Why $z = \{ Potato, \{ Potato \} \}$ is not a transitive set ? We need to check this only:
If $y \in z$ and if $x \in y$, then $x \in z$.
$y$ can be either $Potato$ (in this case $x$ is a urelement, so $S = \{ x | x \in y \}$ is empty so the statement if $x \in y$, then $x \in z$ is vacaously true). In the other case $y = \{ Potato \}$, and in this case the only possible contender for $x$ is $Potato$, so $x \in z$.
If this is a transitive set, then how the ordinals is well ordered or even ordered under the order $\in$ ? Because since $z$ is transitive, it lies in the class of all ordinals, as does $\{ \{ \}, \{ \{ \} \} \}$. Then how you can compare $\{ Potato, \{ Potato \} \}$ with $\{ \{ \}, \{ \{ \} \} \}$ ?
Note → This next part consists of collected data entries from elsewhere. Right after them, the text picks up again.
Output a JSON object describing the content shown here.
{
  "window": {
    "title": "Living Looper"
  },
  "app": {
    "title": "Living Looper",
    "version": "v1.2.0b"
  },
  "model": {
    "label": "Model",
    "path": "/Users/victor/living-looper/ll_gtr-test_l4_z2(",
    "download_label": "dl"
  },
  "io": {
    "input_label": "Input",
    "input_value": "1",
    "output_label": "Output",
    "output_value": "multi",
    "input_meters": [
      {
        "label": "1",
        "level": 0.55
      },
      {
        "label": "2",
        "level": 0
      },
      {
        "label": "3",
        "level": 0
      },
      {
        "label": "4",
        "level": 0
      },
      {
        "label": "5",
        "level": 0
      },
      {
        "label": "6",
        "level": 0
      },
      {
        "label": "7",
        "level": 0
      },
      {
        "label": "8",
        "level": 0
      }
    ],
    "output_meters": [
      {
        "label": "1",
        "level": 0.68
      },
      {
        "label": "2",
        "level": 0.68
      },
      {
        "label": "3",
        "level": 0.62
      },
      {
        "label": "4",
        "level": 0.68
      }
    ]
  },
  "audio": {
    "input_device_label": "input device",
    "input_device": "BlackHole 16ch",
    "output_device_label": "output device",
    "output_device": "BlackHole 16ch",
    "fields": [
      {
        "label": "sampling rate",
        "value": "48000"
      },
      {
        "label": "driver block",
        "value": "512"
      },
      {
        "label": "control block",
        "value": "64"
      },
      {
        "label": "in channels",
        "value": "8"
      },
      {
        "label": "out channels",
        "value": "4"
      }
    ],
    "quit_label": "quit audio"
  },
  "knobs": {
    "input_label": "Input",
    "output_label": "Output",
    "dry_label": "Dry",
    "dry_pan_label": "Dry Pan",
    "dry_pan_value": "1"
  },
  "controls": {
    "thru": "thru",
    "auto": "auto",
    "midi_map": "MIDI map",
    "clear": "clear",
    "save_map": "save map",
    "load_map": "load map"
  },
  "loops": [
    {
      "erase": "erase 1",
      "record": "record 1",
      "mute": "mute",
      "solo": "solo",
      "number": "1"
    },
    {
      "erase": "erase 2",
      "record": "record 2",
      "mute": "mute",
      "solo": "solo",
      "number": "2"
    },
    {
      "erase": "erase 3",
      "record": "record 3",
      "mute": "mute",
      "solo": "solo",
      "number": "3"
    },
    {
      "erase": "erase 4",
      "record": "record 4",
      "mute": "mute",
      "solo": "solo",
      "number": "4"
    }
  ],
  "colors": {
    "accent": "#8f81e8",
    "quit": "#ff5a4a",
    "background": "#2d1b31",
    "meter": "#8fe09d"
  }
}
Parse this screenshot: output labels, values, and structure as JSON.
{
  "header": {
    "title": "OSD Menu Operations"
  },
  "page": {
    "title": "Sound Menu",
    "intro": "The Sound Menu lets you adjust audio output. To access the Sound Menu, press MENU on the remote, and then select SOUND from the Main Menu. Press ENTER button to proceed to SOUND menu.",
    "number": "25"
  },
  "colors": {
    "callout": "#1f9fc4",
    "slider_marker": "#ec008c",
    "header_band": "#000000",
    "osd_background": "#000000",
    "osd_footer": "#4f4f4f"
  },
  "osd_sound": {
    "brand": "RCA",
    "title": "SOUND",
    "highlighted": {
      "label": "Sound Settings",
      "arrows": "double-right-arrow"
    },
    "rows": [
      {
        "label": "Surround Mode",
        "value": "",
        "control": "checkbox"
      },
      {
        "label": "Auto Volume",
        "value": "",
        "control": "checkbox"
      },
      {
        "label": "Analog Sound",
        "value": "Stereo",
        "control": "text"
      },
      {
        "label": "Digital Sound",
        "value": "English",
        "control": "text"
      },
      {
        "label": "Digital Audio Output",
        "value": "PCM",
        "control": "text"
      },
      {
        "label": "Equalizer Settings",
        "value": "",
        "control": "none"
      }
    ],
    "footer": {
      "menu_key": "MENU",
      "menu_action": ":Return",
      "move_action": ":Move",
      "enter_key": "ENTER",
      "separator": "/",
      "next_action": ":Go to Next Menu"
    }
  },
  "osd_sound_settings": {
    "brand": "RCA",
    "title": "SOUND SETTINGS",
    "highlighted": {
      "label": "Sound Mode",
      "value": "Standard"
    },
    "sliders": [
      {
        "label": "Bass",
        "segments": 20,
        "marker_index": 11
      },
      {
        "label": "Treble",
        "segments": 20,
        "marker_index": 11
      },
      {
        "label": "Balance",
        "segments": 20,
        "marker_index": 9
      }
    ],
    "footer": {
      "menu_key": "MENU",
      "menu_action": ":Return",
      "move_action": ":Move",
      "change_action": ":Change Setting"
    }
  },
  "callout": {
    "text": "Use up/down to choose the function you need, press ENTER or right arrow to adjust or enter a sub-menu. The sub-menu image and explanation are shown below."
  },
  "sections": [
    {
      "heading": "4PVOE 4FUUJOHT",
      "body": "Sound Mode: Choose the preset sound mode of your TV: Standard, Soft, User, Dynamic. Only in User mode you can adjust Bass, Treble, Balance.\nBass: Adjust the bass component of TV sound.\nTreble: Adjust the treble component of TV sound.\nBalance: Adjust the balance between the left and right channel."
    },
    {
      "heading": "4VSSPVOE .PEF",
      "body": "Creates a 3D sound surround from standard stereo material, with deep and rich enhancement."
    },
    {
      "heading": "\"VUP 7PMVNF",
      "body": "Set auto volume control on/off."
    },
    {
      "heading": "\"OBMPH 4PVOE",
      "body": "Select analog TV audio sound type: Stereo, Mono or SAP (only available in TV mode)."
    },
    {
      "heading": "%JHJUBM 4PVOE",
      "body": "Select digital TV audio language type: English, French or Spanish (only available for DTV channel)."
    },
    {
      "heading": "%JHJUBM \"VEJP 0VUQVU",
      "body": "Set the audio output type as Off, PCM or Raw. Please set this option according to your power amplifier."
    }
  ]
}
In the context of ZF(C), everything is a set. That is, you only can have the set $z=\{\text{Potato},\{\text{Potato}\}\}$ if $\text{Potato}$ itself is a set. But then for that set to be transitive, every element of $\text{Potato}$ has to be an element of $z$. But $z$ has only two elements, namely $\text{Potato}$ and $\{\text{Potato}\}$, which both cannot be elements of $\text{Potato}$ due to the axiom of foundation.
Thus in the context of ZF(C), $z$ is a transitive set if and only if $\text{Potato}=\emptyset$.
If $\text{Potato}$ is meant to be an urelement (that is, an element that is not a set), then you are outside of ZF(C), and need to use a definition of transitive sets that is valid in set theories with urelements.